Design A Water desalination apparatus operates by solar energy

The hot saline water from the FPSC flowed into the SSBSS basin, which heated by solar insolation with the low design water depth (lead to low thermal capacity of basin) so saline water evaporated more quickly than deeper water depth. Since the saline water from the FPSC filled on water liner (surface), so it was always at higher temperature with respect to basin water. The evaporation happed as follow: saline water temperature in the SSBSS increased so its molecules motion became very vigorous and liberated from water liner in increasing number, convection to air above water liner carried the evaporated molecules away to the glass cover inner surface, which had temperature always at relatively lower temperature so vapor started to condense on it. The glass cover adjusted with an inclined angle (12°) from horizontal to allow the formed water DROPlet to run down to the trough and prevent its falling back to the basin. The condensed water discharged out of the SSBSS as fresh water. After the condensation happened the carrier air cooled again and became heavier than hot air on water liner, thus the convection current will continue to reach the thermodynamic balance inside the SSBSS. The SDA had high productivity due to high basin water temperatures and it could operate in periods of low or no sunshine that happen during the day.

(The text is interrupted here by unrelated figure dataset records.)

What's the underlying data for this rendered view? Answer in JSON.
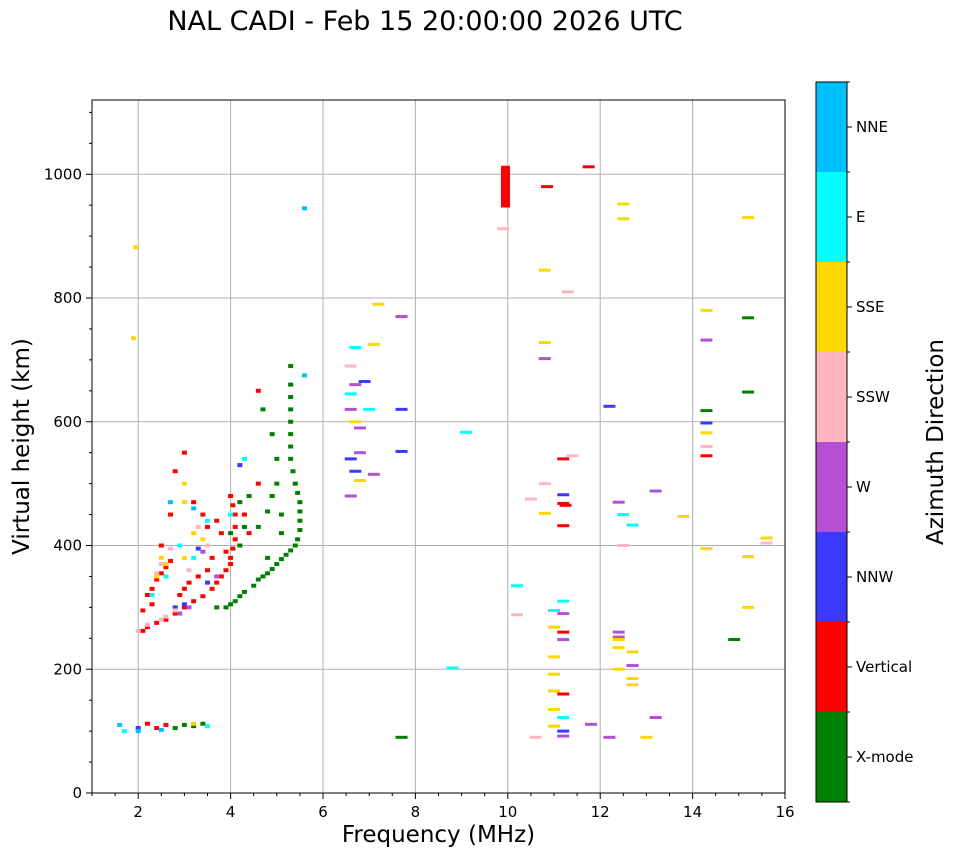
{
  "chart_data": {
    "type": "scatter",
    "title": "NAL CADI - Feb 15 20:00:00 2026 UTC",
    "xlabel": "Frequency (MHz)",
    "ylabel": "Virtual height (km)",
    "xlim": [
      1.0,
      16.0
    ],
    "ylim": [
      0,
      1120
    ],
    "xticks": [
      2,
      4,
      6,
      8,
      10,
      12,
      14,
      16
    ],
    "yticks": [
      0,
      200,
      400,
      600,
      800,
      1000
    ],
    "grid": true,
    "colorbar": {
      "label": "Azimuth Direction",
      "categories": [
        {
          "name": "X-mode",
          "color": "#008000"
        },
        {
          "name": "Vertical",
          "color": "#ff0000"
        },
        {
          "name": "NNW",
          "color": "#3a3aff"
        },
        {
          "name": "W",
          "color": "#b44fd6"
        },
        {
          "name": "SSW",
          "color": "#ffb6c1"
        },
        {
          "name": "SSE",
          "color": "#ffd700"
        },
        {
          "name": "E",
          "color": "#00ffff"
        },
        {
          "name": "NNE",
          "color": "#00bfff"
        }
      ]
    },
    "traces": [
      {
        "category": "X-mode",
        "points": [
          [
            3.9,
            300
          ],
          [
            4.0,
            305
          ],
          [
            4.1,
            310
          ],
          [
            4.2,
            318
          ],
          [
            4.3,
            325
          ],
          [
            4.5,
            335
          ],
          [
            4.6,
            345
          ],
          [
            4.7,
            350
          ],
          [
            4.8,
            355
          ],
          [
            4.9,
            362
          ],
          [
            5.0,
            370
          ],
          [
            5.1,
            378
          ],
          [
            5.2,
            385
          ],
          [
            5.3,
            392
          ],
          [
            5.4,
            400
          ],
          [
            5.45,
            410
          ],
          [
            5.5,
            425
          ],
          [
            5.5,
            440
          ],
          [
            5.5,
            455
          ],
          [
            5.5,
            470
          ],
          [
            5.45,
            485
          ],
          [
            5.4,
            500
          ],
          [
            5.35,
            520
          ],
          [
            5.3,
            540
          ],
          [
            5.3,
            560
          ],
          [
            5.3,
            580
          ],
          [
            5.3,
            600
          ],
          [
            5.3,
            620
          ],
          [
            5.3,
            640
          ],
          [
            5.3,
            660
          ],
          [
            5.3,
            690
          ],
          [
            4.8,
            380
          ],
          [
            4.6,
            430
          ],
          [
            4.8,
            455
          ],
          [
            4.9,
            480
          ],
          [
            5.0,
            500
          ],
          [
            4.2,
            470
          ],
          [
            4.3,
            430
          ],
          [
            4.2,
            400
          ],
          [
            3.7,
            300
          ],
          [
            4.4,
            480
          ],
          [
            5.1,
            420
          ],
          [
            5.1,
            450
          ],
          [
            4.0,
            420
          ],
          [
            4.7,
            620
          ],
          [
            4.9,
            580
          ],
          [
            5.0,
            540
          ],
          [
            3.0,
            110
          ],
          [
            3.2,
            108
          ],
          [
            3.4,
            112
          ],
          [
            2.8,
            105
          ],
          [
            7.7,
            90
          ],
          [
            14.3,
            618
          ],
          [
            15.2,
            648
          ],
          [
            15.2,
            768
          ],
          [
            14.9,
            248
          ]
        ]
      },
      {
        "category": "Vertical",
        "points": [
          [
            2.1,
            262
          ],
          [
            2.2,
            268
          ],
          [
            2.4,
            275
          ],
          [
            2.6,
            280
          ],
          [
            2.8,
            290
          ],
          [
            3.0,
            300
          ],
          [
            3.2,
            310
          ],
          [
            3.4,
            318
          ],
          [
            3.6,
            330
          ],
          [
            3.7,
            340
          ],
          [
            3.8,
            350
          ],
          [
            3.9,
            360
          ],
          [
            4.0,
            370
          ],
          [
            4.0,
            380
          ],
          [
            4.05,
            395
          ],
          [
            4.1,
            410
          ],
          [
            4.1,
            430
          ],
          [
            4.1,
            450
          ],
          [
            4.05,
            465
          ],
          [
            4.0,
            480
          ],
          [
            3.9,
            390
          ],
          [
            3.8,
            420
          ],
          [
            3.7,
            440
          ],
          [
            3.6,
            380
          ],
          [
            3.5,
            360
          ],
          [
            3.3,
            350
          ],
          [
            3.1,
            340
          ],
          [
            3.0,
            330
          ],
          [
            2.9,
            320
          ],
          [
            2.3,
            330
          ],
          [
            2.4,
            345
          ],
          [
            2.5,
            355
          ],
          [
            2.6,
            365
          ],
          [
            2.7,
            375
          ],
          [
            2.2,
            320
          ],
          [
            2.3,
            305
          ],
          [
            2.5,
            400
          ],
          [
            2.7,
            450
          ],
          [
            2.8,
            520
          ],
          [
            3.0,
            550
          ],
          [
            3.2,
            470
          ],
          [
            3.4,
            450
          ],
          [
            3.5,
            430
          ],
          [
            2.1,
            295
          ],
          [
            4.3,
            450
          ],
          [
            4.4,
            420
          ],
          [
            4.6,
            500
          ],
          [
            4.6,
            650
          ],
          [
            2.6,
            110
          ],
          [
            2.4,
            105
          ],
          [
            2.2,
            112
          ],
          [
            9.95,
            1000
          ],
          [
            9.95,
            980
          ],
          [
            9.95,
            960
          ],
          [
            10.85,
            980
          ],
          [
            11.75,
            1012
          ],
          [
            11.2,
            468
          ],
          [
            11.25,
            465
          ],
          [
            11.2,
            432
          ],
          [
            11.2,
            540
          ],
          [
            11.2,
            260
          ],
          [
            11.2,
            160
          ],
          [
            14.3,
            545
          ]
        ]
      },
      {
        "category": "NNW",
        "points": [
          [
            2.8,
            300
          ],
          [
            3.0,
            305
          ],
          [
            3.3,
            395
          ],
          [
            3.5,
            340
          ],
          [
            4.2,
            530
          ],
          [
            6.6,
            540
          ],
          [
            6.7,
            520
          ],
          [
            6.9,
            665
          ],
          [
            7.7,
            552
          ],
          [
            7.7,
            620
          ],
          [
            11.2,
            482
          ],
          [
            12.2,
            625
          ],
          [
            14.3,
            598
          ],
          [
            11.2,
            100
          ],
          [
            2.0,
            105
          ]
        ]
      },
      {
        "category": "W",
        "points": [
          [
            2.9,
            290
          ],
          [
            3.1,
            300
          ],
          [
            3.4,
            390
          ],
          [
            3.7,
            350
          ],
          [
            6.6,
            620
          ],
          [
            6.8,
            590
          ],
          [
            6.8,
            550
          ],
          [
            6.6,
            480
          ],
          [
            6.7,
            660
          ],
          [
            7.7,
            770
          ],
          [
            7.1,
            515
          ],
          [
            10.8,
            702
          ],
          [
            11.2,
            290
          ],
          [
            11.2,
            248
          ],
          [
            12.4,
            252
          ],
          [
            12.4,
            260
          ],
          [
            12.7,
            206
          ],
          [
            13.2,
            488
          ],
          [
            12.4,
            470
          ],
          [
            13.2,
            122
          ],
          [
            12.2,
            90
          ],
          [
            11.2,
            92
          ],
          [
            11.8,
            111
          ],
          [
            14.3,
            732
          ]
        ]
      },
      {
        "category": "SSW",
        "points": [
          [
            2.0,
            262
          ],
          [
            2.2,
            272
          ],
          [
            2.5,
            280
          ],
          [
            2.6,
            285
          ],
          [
            2.8,
            295
          ],
          [
            2.4,
            355
          ],
          [
            2.5,
            370
          ],
          [
            2.7,
            395
          ],
          [
            3.1,
            360
          ],
          [
            3.3,
            430
          ],
          [
            3.5,
            400
          ],
          [
            6.6,
            690
          ],
          [
            10.8,
            500
          ],
          [
            11.4,
            545
          ],
          [
            10.5,
            475
          ],
          [
            11.3,
            810
          ],
          [
            12.5,
            400
          ],
          [
            9.9,
            912
          ],
          [
            10.2,
            288
          ],
          [
            10.6,
            90
          ],
          [
            15.6,
            404
          ],
          [
            14.3,
            560
          ]
        ]
      },
      {
        "category": "SSE",
        "points": [
          [
            2.4,
            350
          ],
          [
            2.6,
            370
          ],
          [
            3.0,
            380
          ],
          [
            3.0,
            470
          ],
          [
            3.2,
            420
          ],
          [
            3.0,
            500
          ],
          [
            2.5,
            380
          ],
          [
            3.4,
            410
          ],
          [
            1.9,
            735
          ],
          [
            1.95,
            882
          ],
          [
            6.7,
            600
          ],
          [
            6.8,
            505
          ],
          [
            7.1,
            725
          ],
          [
            7.2,
            790
          ],
          [
            10.8,
            845
          ],
          [
            10.8,
            728
          ],
          [
            10.8,
            452
          ],
          [
            11.0,
            268
          ],
          [
            11.0,
            220
          ],
          [
            11.0,
            192
          ],
          [
            11.0,
            165
          ],
          [
            11.0,
            135
          ],
          [
            11.0,
            108
          ],
          [
            12.5,
            952
          ],
          [
            12.5,
            928
          ],
          [
            12.4,
            248
          ],
          [
            12.4,
            235
          ],
          [
            12.4,
            200
          ],
          [
            12.7,
            228
          ],
          [
            12.7,
            185
          ],
          [
            12.7,
            175
          ],
          [
            13.0,
            90
          ],
          [
            13.8,
            447
          ],
          [
            14.3,
            780
          ],
          [
            14.3,
            582
          ],
          [
            14.3,
            395
          ],
          [
            15.2,
            930
          ],
          [
            15.2,
            382
          ],
          [
            15.2,
            300
          ],
          [
            15.6,
            412
          ],
          [
            3.2,
            112
          ]
        ]
      },
      {
        "category": "E",
        "points": [
          [
            2.3,
            320
          ],
          [
            2.6,
            350
          ],
          [
            2.9,
            400
          ],
          [
            3.2,
            380
          ],
          [
            3.5,
            440
          ],
          [
            4.0,
            450
          ],
          [
            4.3,
            540
          ],
          [
            6.7,
            720
          ],
          [
            6.6,
            645
          ],
          [
            7.0,
            620
          ],
          [
            9.1,
            583
          ],
          [
            8.8,
            202
          ],
          [
            10.2,
            335
          ],
          [
            11.0,
            295
          ],
          [
            11.2,
            122
          ],
          [
            12.5,
            450
          ],
          [
            12.7,
            433
          ],
          [
            11.2,
            310
          ],
          [
            1.7,
            100
          ],
          [
            3.5,
            108
          ]
        ]
      },
      {
        "category": "NNE",
        "points": [
          [
            2.7,
            470
          ],
          [
            3.2,
            460
          ],
          [
            5.6,
            945
          ],
          [
            5.6,
            675
          ],
          [
            2.0,
            100
          ],
          [
            2.5,
            102
          ],
          [
            1.6,
            110
          ]
        ]
      }
    ]
  }
}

In addition, it has the ability to be used as a solar water heating system by draw-off some quantity of hot water from the HWST. This resulted in a reduction of the HWST average temperature due to mixing with cold water, which reduced stored heat amount by the HWST leading to lower output of the SDA in night operation. However, draw-off some quantity during the daylight the FPSC could heat the mixed saline water due to the solar insolation.